28 May 2011

A lonely bird's-nest orchid

On a walk I was leading in Brede High Woods today, we came across one spike of the strange bird's-nest orchid (Neottia nidus-avis), a plant I have never seen in this part of East Sussex before.  It was in an area of shady chestnut coppice in a place where there is large number of twayblade orchids (Neottia ovata).

20110528 BHW Neottia nidus-avis 001

The twayblade has recently been moved to the genus Neottia, so both plants may like similar conditions.  I suspect they prefer places in Brede High Woods where there is a particularly high lime content in the soil, perhaps due to some earlier human activity.

The bird's-nest orchid is myco-heterotrophic, meaning the roots of the orchid draw nourishment from subterranean fungal mycorrhiza and not from decaying wood and other vegetable material as was once thought.  None of the plant contains any chlorophyll.

20110528 BHW Neottia nidus-avis 004

Since the turn of the century this species has vanished from many of its East Sussex locations and is now most often found in beech woods on the Downs, especially in West Sussex.  It also is said to prefer wet springs, so it seems that we were lucky to find it in this exceptionally dry season.

22 May 2011

Balfour's bramble & small black ants

The earliest of the blackberries  to flower, Balfour's bramble (Rubus nemorosus) is now showing well under the transmission lines across the eastern part of the woods and elsewhere.

BHW SV 046

This used to be known as Rubus balfourianus, hence the title above and is one of the innumerable microspecies of bramble.  It has very distinctive large, flat flowers attractive to a wide range of late spring insects.  In his book on British Rubi, W. C. R. Watson (1958) says this species prefers damp, often clayey, places and that the fruit have a mulberry flavour.

Also close to the transmission line on the sandy top of the root plate of a fallen tree, I found a few small black ants (Lasius niger)patrolling rather slowly and seemingly aimlessly about. 

Roughly half of them were carrying something

20110517 BHW Lasius niger carrying live worker

which turned out to be another small black ant worker with tightly curled, legs and antennae tucked in and positionedon its back.  At first I thought this was some sort of predator and prey episode, or that the carried ant might be a corpse.  But when I nudged a pair into a tube, they separated and both seemed in perfectly good health.

The literature says that this species and other ants often do this, but I have read no very convincing explanation as to why.  The most popular theory seems to be that the ants are moving from one nest to another and, for some reason, some of the workers need to be carried.  Perhaps they have a special role that makes them weak and lazy.

18 May 2011

More records of rare insects

In recent weeks friends like Dave Monk and Colin Boyd have taken some stunning photos of hitherto unrecorded, and often very scarce, insects in Brede High Wood.

In bluebell time Dave Monk photographed a little moth called the bluebell conch (Hysterophora maculosana).

H. maculosana DSCN65~3a

The caterpillars of this species feed on seeds of bluebell and, whilst it may be widespread where bluebells are abundant, it has rarely been recorded in Sussex.  It is, I think, a good example of the balance of nature.  Although there may be apparently inexhaustible supplies of its food plant (from the moth's perspective), it does not appear to have any significant impact on bluebell populations: it simply takes a modest helping of the available bounty.  Pity Homo sapiens doesn't do the same.

The picture above, by the way, is the only one I can find with the moth on a bluebell.

Colin Boyd has been making many hoverfly discoveries.  The picture below is one of his of the hive bee mimic Criorhina asilica.

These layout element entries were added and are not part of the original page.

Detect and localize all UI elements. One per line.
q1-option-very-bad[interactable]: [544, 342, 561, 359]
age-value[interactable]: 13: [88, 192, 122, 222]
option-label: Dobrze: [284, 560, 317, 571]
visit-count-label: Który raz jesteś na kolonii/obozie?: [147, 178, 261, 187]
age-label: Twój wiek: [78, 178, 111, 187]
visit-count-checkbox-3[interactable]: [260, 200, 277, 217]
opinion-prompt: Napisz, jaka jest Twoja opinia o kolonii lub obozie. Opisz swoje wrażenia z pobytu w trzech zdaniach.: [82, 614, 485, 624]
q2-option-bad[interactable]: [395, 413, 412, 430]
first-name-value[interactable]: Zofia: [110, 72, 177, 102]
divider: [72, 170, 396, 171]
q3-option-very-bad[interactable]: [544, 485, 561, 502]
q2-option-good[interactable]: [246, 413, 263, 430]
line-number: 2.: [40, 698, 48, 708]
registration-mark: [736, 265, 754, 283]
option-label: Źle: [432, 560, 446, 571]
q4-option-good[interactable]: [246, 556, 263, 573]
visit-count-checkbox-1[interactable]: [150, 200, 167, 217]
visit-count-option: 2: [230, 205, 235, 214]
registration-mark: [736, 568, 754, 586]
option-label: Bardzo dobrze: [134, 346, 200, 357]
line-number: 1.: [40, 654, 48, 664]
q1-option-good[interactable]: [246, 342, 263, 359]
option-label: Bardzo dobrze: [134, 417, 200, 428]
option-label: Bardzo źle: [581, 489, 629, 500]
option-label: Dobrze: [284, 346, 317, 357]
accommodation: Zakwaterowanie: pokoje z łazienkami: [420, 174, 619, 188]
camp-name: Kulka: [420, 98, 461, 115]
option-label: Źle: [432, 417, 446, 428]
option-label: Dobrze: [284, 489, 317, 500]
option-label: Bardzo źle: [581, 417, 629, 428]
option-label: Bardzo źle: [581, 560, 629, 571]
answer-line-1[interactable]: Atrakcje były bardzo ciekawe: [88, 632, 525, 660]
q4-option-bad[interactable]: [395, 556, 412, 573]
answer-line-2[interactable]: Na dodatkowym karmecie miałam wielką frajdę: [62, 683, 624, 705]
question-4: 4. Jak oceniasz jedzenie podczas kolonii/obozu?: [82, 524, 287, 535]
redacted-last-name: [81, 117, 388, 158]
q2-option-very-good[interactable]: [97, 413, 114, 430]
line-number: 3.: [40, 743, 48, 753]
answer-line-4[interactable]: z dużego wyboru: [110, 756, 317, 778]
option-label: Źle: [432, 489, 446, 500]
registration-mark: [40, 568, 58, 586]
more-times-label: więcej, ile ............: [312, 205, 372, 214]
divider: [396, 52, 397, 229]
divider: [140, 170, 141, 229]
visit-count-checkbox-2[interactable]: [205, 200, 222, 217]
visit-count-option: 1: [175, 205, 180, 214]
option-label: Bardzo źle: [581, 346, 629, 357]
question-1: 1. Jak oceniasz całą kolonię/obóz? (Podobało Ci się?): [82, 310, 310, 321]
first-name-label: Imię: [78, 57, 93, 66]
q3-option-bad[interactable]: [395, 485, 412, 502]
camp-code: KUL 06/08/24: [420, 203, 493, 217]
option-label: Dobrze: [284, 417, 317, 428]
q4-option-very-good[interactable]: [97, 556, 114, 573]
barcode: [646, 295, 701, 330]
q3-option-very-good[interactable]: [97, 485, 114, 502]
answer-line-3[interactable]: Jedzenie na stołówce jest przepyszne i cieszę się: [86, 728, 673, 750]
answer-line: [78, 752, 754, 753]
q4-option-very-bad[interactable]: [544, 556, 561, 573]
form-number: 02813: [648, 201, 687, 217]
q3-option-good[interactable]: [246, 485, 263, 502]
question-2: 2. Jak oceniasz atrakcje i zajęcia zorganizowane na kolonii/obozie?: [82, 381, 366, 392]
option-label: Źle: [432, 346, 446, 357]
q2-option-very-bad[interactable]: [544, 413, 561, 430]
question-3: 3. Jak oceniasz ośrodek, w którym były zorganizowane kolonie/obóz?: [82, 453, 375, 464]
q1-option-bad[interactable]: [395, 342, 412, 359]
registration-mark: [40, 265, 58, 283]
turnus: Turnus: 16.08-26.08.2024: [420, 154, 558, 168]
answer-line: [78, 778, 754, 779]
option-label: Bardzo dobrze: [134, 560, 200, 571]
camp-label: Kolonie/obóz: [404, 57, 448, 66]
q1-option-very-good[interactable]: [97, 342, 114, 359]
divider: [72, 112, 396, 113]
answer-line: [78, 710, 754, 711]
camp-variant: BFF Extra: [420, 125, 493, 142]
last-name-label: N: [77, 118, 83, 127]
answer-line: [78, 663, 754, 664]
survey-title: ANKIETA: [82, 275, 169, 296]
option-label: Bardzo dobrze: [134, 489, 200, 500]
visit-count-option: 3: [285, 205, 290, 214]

P1080982 Criorhina asilica BHW

The larvae of this species develop in rotten wood with a preference for ancient woodland sites and this highlights the importance, enshrined in Woodland Trust policy, of conserving dead wood as well as living trees.

The photo below, by Dave Monk, is of an ant beetle or checkered beetle (Thanasimus formicarius)

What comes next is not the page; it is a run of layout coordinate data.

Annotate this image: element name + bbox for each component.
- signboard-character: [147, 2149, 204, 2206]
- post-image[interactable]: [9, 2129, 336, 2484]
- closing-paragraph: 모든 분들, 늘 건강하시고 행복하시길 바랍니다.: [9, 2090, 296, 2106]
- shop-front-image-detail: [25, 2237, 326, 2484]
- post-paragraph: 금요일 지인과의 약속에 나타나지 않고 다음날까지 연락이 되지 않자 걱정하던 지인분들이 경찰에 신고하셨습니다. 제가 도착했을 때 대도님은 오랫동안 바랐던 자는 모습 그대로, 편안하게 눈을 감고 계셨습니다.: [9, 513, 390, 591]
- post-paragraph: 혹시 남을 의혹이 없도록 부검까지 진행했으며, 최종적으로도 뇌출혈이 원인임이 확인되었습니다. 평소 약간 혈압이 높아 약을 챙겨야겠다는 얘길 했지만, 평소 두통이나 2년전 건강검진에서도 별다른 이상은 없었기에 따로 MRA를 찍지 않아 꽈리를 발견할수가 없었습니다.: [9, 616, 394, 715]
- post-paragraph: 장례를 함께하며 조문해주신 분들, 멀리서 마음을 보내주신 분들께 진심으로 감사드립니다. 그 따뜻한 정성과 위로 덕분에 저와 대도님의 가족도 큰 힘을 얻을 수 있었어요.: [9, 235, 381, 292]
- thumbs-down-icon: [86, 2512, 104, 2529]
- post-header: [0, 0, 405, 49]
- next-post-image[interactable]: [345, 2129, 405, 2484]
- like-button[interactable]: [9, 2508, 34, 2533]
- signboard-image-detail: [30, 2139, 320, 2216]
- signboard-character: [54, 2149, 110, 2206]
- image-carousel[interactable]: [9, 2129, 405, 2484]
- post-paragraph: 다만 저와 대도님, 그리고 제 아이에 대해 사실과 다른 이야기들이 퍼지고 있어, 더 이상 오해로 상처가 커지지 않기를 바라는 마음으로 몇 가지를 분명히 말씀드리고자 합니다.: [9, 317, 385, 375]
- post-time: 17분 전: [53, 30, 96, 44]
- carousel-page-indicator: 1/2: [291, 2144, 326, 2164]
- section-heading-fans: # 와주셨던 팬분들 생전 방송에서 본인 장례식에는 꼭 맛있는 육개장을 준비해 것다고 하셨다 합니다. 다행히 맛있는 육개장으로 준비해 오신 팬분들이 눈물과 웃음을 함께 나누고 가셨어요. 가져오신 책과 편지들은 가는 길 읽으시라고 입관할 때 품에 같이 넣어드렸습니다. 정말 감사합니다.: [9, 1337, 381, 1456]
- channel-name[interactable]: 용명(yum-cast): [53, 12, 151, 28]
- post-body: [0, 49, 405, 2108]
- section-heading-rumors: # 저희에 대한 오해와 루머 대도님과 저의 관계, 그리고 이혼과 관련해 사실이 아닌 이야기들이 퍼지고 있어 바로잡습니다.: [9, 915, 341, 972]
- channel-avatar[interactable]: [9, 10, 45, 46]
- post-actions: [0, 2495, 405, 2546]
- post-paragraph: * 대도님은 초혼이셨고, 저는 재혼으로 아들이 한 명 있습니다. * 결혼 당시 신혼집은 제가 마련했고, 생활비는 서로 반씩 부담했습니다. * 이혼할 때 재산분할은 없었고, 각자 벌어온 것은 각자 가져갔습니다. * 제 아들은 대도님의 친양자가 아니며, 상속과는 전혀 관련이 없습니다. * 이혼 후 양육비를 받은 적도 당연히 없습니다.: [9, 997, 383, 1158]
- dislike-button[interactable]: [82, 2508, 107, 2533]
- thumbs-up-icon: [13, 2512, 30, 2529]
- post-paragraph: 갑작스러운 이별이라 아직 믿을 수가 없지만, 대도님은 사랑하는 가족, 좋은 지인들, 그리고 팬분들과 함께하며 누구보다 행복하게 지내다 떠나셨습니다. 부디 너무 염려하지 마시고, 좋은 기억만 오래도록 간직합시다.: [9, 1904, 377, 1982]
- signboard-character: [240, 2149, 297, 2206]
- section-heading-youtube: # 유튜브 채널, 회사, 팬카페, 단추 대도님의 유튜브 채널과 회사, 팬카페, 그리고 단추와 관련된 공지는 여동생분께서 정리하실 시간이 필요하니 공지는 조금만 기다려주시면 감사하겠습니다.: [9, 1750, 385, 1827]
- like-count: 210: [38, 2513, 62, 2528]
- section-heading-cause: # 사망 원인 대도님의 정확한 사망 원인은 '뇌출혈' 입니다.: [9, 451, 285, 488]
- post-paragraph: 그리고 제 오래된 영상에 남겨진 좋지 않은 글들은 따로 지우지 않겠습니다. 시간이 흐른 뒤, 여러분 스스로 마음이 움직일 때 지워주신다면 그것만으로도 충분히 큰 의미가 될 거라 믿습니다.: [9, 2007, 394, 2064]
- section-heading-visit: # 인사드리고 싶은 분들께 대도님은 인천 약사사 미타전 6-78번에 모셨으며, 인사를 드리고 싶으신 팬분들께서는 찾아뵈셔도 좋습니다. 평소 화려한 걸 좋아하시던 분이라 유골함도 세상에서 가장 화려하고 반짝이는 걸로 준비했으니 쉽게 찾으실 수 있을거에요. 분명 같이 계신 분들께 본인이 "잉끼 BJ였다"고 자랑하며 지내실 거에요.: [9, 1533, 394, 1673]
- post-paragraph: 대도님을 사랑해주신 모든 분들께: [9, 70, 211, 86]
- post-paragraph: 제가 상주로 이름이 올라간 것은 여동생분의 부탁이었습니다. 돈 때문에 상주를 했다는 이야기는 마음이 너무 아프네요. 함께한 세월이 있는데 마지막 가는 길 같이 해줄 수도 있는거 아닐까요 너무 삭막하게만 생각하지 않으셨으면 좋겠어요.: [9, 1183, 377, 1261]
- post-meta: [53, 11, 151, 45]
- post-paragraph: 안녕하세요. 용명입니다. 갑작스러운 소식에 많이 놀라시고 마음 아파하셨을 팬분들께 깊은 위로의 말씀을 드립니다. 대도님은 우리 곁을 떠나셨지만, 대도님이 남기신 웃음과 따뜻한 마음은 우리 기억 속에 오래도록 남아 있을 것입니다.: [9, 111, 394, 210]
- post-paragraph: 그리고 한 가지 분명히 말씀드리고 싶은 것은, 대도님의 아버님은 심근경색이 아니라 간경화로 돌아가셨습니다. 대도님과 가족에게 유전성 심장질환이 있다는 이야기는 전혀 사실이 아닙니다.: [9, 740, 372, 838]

This is a predatory species also associated with dead and dying trees, both coniferous and broadleaved.  The adults prey on the adults of bark beetles (Scolytidae) while the larvae eat the larvae of the bark beetles.

In Sussex the species has been recorded mainly from ancient parks and woods in the west but also from Eridge Old Park in East Sussex.

The adult beetles have a marked resemblance to the large velvet ant (Mutilla europaea) - Google it and you will see what I mean - a species with a formidable sting and therefore one might hypothesise that the colour and pattern is a protective device in the beetle.  However, the velvet ant seems to be so rare, nowadays at least, that any would be predator is unlikely to be familiar with its appearance  (Mutilla has never been recorded from our part of East Sussex so far as I know).  Perhaps the pattern on the beetle activates some atavistic repulsion mechanism in the brain of the insectivore.